Sad And Alone

by That1Girl   May 30, 2007


In the darkness of my room I begin to drift to sleep state,
I slowly see myself as another being, cold and dark,
As this thing becomes more clear I feel the hate she generates.
As I begin to awaken I hear the distant cry of a lark.

By noon I have begun to feel alone and depressed,
I have been truend down by all my friends and left to be alone,
By six I feel more and more depressed,
The dawn comes again and again I'm left alone.

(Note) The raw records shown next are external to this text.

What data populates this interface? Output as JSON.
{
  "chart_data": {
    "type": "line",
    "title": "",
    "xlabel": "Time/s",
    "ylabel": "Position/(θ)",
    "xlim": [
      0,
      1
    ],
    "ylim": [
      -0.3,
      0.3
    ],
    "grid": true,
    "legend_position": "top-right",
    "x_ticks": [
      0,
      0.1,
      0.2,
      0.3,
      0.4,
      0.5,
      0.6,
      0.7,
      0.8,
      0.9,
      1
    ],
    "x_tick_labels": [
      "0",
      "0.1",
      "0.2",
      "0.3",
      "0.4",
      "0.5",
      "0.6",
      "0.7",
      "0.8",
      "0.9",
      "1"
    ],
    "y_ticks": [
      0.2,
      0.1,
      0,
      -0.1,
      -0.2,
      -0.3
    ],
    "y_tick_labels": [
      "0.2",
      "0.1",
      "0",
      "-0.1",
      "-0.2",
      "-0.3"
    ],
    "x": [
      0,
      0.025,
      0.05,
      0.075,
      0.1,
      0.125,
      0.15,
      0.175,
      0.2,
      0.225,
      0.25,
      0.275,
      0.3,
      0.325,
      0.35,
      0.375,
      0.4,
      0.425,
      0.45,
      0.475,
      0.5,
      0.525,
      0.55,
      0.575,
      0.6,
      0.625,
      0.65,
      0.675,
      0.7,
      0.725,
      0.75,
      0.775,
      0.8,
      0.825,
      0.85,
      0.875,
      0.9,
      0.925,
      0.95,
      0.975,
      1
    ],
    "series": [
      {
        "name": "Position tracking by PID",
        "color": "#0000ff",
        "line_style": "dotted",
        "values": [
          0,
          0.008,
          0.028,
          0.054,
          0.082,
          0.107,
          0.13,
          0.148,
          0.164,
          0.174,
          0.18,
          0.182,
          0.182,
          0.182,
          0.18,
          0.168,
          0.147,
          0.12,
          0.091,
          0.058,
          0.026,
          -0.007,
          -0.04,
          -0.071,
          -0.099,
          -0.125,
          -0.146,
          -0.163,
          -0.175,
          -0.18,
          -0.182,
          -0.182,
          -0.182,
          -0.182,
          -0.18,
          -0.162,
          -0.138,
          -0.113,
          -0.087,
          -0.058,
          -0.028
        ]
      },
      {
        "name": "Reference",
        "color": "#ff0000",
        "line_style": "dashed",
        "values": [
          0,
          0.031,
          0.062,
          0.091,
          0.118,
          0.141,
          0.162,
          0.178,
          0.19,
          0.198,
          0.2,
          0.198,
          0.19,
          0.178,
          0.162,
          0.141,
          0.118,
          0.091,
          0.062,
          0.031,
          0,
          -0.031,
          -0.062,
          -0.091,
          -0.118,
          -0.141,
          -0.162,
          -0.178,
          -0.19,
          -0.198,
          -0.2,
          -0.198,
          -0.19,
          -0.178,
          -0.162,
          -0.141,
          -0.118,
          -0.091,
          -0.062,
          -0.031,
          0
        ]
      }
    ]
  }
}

I see now that the girl in my dreams is me,
Why I dream this horrible way of life is still unknown,
I day dream about a place where none need to flee,
No one ever depressed and alone.

Everyone in this place is happy and full of glee,
But still I sit alone,
No where to go, no where to flee.
Still all on my own.

Cast out of my regular routine I sit at my locker,
No where to turn tail and hide,
Alone in the world by my locker,
I want to be in a small space, confined.

People come and go but still no sign of relief,
I wish for happiness,
I wish for an end to my grief,
I do not know happiness or if I will ever find true happiness.

The pages know not of what I write,
These simple pages only know their life is short,
They feel no pain or the painful bite,
They only wish to abort.

Like the paper I wish to abort this thing called pain,
I know not why I write this,
I have no gain,
I only use these words for my relief; my story; my poem.